Todo, absolutamente todo en aquel panorama era deslumbrante, incluso el ahora entramado de vegetación que se le antojaba casi como un laberinto sin salida.

El automóvil todo terreno avanzaba en ascenso en miras de un cerrito empinado que se oscurecía cada vez más con la caída de la noche. Las luces delanteras del vehículo eran de momento las únicas con las que contaban, aunque parecían ser suficientes para alumbrarles hasta la llegada definitiva.

Finalmente, luego de casi quince minutos de subida, Ariel vio iluminado por los reflectores del auto la enorme reja que daba la bienvenida a la hacienda. No pudo leer el nombre de la finca en la inmensa tabla de madera que se sostenía, pinzada por cadenas, entre dos altos pilares, pero si lo intuyó en la forma como los trabajadores saludaban con sus sombreros el paso del auto por todo el trayecto del rancho. Estaba en “Los Laberintos”.

Ariel sonrió al ver la casa a medida que se aproximaba. Tal como la había visto en internet era hermosa. Aquellos dos pisos iluminados por lámparas antiguas que colgaban de los techos, algunos faroles  en los dinteles de las puertas y diversas plantas guindando de las cornisas eran fantásticos. Soltó una bocanada de aire cuando el auto dio media vuelta y la casa se explayó más en sentido horizontal. Los largos pasillos de los balcones parecían ser muy amplios; había que dar varias vueltas antes de ver la zona de los establos y claro está, aun faltaba verla por dentro.
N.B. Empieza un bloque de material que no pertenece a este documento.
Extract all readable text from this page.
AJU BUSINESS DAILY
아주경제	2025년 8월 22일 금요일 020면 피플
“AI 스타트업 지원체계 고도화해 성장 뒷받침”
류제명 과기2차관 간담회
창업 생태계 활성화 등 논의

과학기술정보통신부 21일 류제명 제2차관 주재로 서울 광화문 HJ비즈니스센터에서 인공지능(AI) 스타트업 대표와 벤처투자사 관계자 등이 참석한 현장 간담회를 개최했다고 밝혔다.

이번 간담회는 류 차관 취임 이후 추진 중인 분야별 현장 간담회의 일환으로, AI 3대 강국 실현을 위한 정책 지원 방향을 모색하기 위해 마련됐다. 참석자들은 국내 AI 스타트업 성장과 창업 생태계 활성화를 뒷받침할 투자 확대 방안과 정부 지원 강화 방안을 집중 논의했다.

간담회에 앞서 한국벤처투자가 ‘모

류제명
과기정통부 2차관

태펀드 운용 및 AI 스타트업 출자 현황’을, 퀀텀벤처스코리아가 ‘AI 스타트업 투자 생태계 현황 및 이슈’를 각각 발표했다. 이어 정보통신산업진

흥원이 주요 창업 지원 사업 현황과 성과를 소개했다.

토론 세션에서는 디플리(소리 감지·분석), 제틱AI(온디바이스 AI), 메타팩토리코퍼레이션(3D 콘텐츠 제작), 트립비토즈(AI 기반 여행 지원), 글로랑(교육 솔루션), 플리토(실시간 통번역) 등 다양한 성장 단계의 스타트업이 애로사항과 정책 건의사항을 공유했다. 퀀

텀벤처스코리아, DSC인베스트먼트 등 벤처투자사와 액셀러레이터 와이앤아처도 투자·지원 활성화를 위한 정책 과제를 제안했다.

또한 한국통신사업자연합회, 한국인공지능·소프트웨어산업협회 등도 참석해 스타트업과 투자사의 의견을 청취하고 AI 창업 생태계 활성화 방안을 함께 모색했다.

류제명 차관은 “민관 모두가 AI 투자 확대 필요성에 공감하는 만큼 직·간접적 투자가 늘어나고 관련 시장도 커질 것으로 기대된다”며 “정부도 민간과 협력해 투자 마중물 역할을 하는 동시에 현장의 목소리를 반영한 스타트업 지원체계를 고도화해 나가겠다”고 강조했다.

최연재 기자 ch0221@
Don Arturo hizo parar el auto frente a la puerta. Ariel descendió junto a él sobrecogido por tanta belleza. Por ser de noche no pudo contemplar en toda su fastuosidad el color mamón y terracota que adornaban las paredes de su  nueva casa, pero si pudo ver que todo se encontraba milimétricamente limpio y ordenado con motivo de su llegada.

Sonrió a cada empleado que se quitaba el sombrero ante su paso. Observó de soslayo como las mecedoras del corredor de la planta baja se mecían con la brisa nocturna mientras ingresaba por aquella puerta de madera abierta de par en par para él.

Adentro era magnifico. El salón principal que lo recibió era tan grande que parecía ser tres veces su casa de Boston. Los muebles distribuidos en la esquena oeste eran de madera barnizada, color ocre, bien repartidos rodeando a una mesa de cristal labrado. Del lado derecho había un bar con un estante empotrado lleno de incontables botella de todo tipo de licores, desde brandy hasta aguardiente. Por último, había otra puerta que comunicaba con un patio  interior, casi un jardín interno en cuyo centro se hallaba una enorme fuente.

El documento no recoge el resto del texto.